The number of zero-amplitude samples in the basic vectors can be controlled, using comparison of the threshold with the parameter obtained by an analysis in a preceding stage included a process for identifying a code in the code book that matches the input signal, or with the received parameter, or with the parameter obtained by a re-analysis. With this arrangement, the code book with a variable density of non-zero samples can be produced. The code book thus produced covers a wide range of speech including voiced sounds for which a pulse excitation signal is most adapted, and unvoiced sounds for which a noiselike excitation signal is most adapted. Thus, the encoding and decoding performance is improved.

By processing code series each having the vector dimension size and retrieved from the random series so as to produce orthogonal vectors having no correlation with the pitch vector, all of the basic vectors can be generated as vectors having no correlation with the pitch vector before being extended to produce the code book. Accordingly, efficiency of quantization is improved. By applying a pitch enhancement process when the pitch period is shorter than an analyzed frame length, quality of decoded and reconstructed speech signals is improved.

BRIEF DESCRIPTION OF THE DRAWINGS

Other objects and further features of the present invention will be apparent from the following detailed description when read in conjunction with the accompanying drawings: in which

FIG. 1 is a block diagram showing a concept of the A-b-S vector quantization speech encoding and decoding;

FIG. 2 is a block diagram of a CELP apparatus according to the related art;

FIG. 3A is a schematic block diagram showing vector quantization using an overlapping code book;

FIG. 3B shows how overlapping vectors are generated;

FIG. 4A is a schematic block diagram showing vector quantization using a structured code book;

FIG. 4B shows how a tree-structured delta code is generated;

FIG. 5 is a block diagram showing a basic principle of a speech encoding and decoding apparatus according to the present invention;

FIG. 6 is a block diagram showing an operating principle of a speech encoding and decoding apparatus according to a first embodiment of the present invention;

FIG. 7 is a flowchart showing an operation of the first embodiment;

FIG. 8 is a block diagram showing an operating principle of a speech encoding and decoding apparatus according to a second embodiment of the present invention;

FIG. 9 shows a ring buffer memory used in the second embodiment;

FIG. 10 is a flowchart showing an operation of the second embodiment;

FIG. 11 is a block diagram showing an operating principle of an encoding and decoding apparatus according to a third embodiment of the present invention;

FIG. 12 is a flowchart showing an operation of the third embodiment;

FIG. 13 shows an encoding and decoding apparatus according to a fourth embodiment of the present invention;

FIG. 14 is a flowchart showing an operation according to the fourth embodiment;

FIG. 15 is a block diagram showing an operating principle of an encoding and decoding apparatus according to a fifth embodiment of the present invention; and

FIG. 16 is a flowchart for an operation of the fifth embodiment.

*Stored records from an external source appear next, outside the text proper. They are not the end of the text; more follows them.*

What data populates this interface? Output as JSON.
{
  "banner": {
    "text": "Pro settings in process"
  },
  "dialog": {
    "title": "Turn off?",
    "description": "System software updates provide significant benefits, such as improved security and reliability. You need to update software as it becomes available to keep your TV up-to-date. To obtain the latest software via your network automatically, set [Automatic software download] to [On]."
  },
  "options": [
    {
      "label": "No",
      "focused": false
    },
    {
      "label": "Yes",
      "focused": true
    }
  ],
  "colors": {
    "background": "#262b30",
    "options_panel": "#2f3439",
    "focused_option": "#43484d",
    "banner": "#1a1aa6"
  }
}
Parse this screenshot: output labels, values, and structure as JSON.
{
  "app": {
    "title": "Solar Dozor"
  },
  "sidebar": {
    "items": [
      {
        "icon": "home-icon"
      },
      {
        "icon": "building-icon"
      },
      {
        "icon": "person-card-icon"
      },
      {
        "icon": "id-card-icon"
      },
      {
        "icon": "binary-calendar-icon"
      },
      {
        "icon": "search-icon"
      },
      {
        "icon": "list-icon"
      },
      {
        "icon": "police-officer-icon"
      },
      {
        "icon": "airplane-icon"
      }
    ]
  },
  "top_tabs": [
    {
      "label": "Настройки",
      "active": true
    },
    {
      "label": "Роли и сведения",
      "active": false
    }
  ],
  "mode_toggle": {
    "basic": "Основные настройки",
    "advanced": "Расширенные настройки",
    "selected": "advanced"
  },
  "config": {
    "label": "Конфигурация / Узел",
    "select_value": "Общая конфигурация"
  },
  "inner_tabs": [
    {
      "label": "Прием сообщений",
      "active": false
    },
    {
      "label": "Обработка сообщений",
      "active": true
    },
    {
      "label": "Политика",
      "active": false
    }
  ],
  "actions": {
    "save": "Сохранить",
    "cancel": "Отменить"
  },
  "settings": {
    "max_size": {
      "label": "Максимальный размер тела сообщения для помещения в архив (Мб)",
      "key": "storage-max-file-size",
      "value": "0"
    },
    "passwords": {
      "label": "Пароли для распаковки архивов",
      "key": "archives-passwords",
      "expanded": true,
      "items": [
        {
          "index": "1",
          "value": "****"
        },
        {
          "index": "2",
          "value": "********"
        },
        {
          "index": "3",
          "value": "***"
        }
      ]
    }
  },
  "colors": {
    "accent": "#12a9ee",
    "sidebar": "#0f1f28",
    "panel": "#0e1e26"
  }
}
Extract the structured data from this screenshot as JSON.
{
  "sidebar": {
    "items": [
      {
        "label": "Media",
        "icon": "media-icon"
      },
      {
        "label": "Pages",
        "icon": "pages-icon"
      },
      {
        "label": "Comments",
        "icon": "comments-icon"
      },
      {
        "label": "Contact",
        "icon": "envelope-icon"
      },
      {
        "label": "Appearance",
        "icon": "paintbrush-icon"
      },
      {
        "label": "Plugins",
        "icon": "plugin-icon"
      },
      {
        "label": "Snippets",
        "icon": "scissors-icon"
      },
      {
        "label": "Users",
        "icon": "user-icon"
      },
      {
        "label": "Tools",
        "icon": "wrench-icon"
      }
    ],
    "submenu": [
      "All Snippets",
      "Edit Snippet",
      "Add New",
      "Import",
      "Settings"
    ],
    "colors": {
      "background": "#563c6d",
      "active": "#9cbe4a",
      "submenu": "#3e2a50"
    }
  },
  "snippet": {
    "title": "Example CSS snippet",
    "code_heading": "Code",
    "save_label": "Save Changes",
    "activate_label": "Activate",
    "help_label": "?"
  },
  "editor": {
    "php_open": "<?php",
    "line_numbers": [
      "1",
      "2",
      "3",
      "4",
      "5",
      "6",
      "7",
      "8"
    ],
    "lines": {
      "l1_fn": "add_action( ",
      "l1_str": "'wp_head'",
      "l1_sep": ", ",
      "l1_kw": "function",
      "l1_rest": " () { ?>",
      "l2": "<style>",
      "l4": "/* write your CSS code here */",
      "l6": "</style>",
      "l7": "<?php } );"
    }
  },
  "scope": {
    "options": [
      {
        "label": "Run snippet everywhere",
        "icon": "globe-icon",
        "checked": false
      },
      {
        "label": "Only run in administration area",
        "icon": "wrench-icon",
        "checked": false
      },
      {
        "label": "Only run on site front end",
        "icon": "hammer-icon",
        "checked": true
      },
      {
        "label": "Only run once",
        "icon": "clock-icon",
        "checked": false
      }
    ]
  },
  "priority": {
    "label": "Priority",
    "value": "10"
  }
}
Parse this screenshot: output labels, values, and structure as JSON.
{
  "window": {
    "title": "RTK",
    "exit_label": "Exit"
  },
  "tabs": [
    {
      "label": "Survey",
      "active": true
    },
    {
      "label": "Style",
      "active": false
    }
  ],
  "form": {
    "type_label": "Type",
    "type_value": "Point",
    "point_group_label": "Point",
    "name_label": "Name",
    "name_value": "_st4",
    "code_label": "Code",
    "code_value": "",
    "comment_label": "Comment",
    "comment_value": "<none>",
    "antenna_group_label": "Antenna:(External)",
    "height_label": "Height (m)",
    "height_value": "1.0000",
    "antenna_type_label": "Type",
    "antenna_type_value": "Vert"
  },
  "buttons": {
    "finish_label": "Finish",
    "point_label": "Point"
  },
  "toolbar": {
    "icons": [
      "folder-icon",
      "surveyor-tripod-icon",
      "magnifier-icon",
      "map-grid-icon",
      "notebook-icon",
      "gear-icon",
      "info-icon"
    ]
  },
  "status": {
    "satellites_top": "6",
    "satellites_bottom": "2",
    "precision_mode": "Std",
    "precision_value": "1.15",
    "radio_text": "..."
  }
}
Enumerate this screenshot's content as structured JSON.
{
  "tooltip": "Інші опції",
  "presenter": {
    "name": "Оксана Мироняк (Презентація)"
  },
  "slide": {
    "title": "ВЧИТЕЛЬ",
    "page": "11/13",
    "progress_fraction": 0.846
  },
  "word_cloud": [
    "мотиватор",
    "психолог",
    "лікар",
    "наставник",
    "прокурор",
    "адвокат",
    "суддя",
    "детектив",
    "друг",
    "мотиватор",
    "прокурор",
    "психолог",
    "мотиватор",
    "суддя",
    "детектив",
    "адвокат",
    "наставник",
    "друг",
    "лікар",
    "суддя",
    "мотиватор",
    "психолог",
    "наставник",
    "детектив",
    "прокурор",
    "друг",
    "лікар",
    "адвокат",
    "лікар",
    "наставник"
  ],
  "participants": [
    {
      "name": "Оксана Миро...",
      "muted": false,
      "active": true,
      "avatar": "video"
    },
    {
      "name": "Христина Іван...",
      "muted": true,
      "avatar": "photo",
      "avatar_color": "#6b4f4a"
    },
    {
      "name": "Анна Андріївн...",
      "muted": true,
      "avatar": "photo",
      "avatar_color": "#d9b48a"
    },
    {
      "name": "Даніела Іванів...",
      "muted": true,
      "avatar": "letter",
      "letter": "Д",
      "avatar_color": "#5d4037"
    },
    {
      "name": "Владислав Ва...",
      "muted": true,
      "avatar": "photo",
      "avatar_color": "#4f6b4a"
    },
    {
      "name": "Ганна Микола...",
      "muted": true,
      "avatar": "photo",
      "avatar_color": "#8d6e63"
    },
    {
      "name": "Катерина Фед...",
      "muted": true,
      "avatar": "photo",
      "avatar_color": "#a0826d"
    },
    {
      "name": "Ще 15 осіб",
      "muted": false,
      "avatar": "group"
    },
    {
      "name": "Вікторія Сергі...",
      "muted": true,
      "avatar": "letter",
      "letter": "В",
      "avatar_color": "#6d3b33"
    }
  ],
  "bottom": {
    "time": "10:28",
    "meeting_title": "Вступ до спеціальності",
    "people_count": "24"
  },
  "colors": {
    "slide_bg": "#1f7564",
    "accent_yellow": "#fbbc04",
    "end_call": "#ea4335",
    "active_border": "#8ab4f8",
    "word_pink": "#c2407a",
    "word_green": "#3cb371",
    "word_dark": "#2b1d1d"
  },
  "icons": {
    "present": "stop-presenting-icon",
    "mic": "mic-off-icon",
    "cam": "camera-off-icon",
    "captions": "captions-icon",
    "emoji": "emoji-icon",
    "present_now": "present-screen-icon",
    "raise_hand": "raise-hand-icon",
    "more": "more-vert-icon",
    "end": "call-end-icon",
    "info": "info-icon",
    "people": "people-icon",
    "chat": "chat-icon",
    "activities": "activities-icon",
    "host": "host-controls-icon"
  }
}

DETAILED DESCRIPTION OF THE PREFERRED EMBODIMENTS

FIG. 5 is a block diagram showing an operating principle of a speech encoding and decoding apparatus according to the present invention. The apparatus comprises a random series 1, a basic vector generation unit 2, a basic vector unit 3, a code book generation unit 4, a code book 5, a coefficient provider 6, a linear predictive synthesis filter 7, a subtractor 8 and a error estimation unit 9. The basic vector unit 3 and the code book 5 (which corresponds to the structured code book) are generated in the process according to the present invention and are indicated by broken lines. The function of each of the components of the apparatus can be easily implemented by an operation of a microprocessor or the like.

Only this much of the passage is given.